Nummular eczema creates coin-shaped spots of irritated, itchy skin that can become crusty or scaly. These round patches look distinctive and are sometimes mistaken for ringworm.

Seborrheic dermatitis targets oily areas: the scalp, around the nose and eyebrows, and the upper chest. It causes greasy, inflamed skin covered with white or yellowish scales. Stress, cold weather, and hormonal changes tend to make it worse. In babies, this is what causes cradle cap.

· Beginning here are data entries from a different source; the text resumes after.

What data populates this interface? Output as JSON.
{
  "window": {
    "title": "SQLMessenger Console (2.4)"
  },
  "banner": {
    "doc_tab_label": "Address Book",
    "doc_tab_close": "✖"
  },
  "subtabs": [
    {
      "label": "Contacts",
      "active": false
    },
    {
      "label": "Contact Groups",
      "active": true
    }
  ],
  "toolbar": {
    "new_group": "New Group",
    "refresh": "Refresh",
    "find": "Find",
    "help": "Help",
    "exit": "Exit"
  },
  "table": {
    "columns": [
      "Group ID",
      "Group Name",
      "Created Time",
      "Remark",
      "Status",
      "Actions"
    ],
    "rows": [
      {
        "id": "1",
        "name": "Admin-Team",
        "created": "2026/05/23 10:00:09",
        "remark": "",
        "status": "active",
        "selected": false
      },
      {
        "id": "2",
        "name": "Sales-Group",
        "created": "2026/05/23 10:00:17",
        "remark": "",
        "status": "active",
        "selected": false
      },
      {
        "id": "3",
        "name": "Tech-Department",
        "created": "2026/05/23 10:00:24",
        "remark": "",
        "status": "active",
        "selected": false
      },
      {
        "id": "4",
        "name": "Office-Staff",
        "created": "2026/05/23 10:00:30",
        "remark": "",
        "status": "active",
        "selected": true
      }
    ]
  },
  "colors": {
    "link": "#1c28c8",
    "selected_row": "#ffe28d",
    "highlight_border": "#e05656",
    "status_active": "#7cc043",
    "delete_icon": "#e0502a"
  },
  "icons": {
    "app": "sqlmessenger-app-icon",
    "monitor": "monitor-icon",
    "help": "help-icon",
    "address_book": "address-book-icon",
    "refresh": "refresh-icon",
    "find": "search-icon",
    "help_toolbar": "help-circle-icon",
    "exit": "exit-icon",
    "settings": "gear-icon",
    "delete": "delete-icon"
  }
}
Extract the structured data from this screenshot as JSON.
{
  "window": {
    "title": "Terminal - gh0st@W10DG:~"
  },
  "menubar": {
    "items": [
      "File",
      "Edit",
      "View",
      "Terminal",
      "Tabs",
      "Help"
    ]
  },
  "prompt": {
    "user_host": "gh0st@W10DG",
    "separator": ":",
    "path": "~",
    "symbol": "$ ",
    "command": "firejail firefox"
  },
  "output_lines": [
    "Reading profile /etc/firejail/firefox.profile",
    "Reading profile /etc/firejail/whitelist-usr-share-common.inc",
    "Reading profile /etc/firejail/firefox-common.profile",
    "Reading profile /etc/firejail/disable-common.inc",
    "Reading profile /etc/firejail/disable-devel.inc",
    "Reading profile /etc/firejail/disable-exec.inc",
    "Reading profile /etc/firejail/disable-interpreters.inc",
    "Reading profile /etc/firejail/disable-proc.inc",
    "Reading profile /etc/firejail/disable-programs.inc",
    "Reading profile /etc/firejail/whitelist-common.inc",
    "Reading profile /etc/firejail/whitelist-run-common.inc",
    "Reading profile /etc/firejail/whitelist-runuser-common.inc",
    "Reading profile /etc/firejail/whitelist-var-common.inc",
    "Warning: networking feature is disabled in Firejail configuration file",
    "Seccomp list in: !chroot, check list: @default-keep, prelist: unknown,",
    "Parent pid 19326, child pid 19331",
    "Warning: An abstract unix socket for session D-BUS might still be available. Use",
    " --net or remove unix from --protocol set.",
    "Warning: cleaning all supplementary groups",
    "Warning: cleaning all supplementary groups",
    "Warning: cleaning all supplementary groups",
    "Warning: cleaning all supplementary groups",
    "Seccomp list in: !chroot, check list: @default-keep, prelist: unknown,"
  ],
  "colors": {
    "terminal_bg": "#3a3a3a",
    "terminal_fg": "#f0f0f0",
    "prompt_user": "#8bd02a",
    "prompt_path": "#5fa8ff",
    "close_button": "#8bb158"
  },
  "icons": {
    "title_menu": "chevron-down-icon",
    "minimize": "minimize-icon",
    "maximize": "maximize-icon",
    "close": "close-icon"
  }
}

Signs Your Eczema May Be Infected

Broken, scratched eczema skin is vulnerable to bacterial infection, and recognizing the signs early can save you a lot of discomfort. Watch for a yellow, crusty texture forming on top of an eczema patch. Bumps or sores that ooze, or fluid-filled blisters that break open and leak clear to yellow fluid, are also warning signs. The area may become more painful than itchy, feel warm, or spread quickly. An infected patch needs medical treatment, not just moisturizer.

Tracking Your Symptoms

If you’re trying to figure out whether what you’re experiencing is mild or something more serious, a self-assessment tool called the Patient Oriented Eczema Measure (POEM) can help. It asks about seven symptoms and how many days in the past week each one bothered you. Each symptom is scored from 0 (no days) to 4 (every day), giving a total score out of 28.

A score of 0 to 2 means your skin is clear or almost clear. Scores of 3 to 7 indicate mild eczema. Between 8 and 16 is moderate, 17 to 24 is severe, and 25 to 28 is very severe. Tracking this over time can help you and a dermatologist understand whether your skin is improving or worsening, and whether your current approach is working.

Putting the Clues Together

No single symptom confirms eczema on its own. What makes the diagnosis convincing is a pattern: intense itching, dry and cracked skin, patches in the skin folds or areas of friction, a history of flares triggered by identifiable irritants, and often a personal or family history of allergies, asthma, or hay fever. If several of these pieces fit your situation, eczema is a strong possibility. A dermatologist can confirm the diagnosis visually in most cases, without blood tests or biopsies, and help you build a plan to manage flares before they start.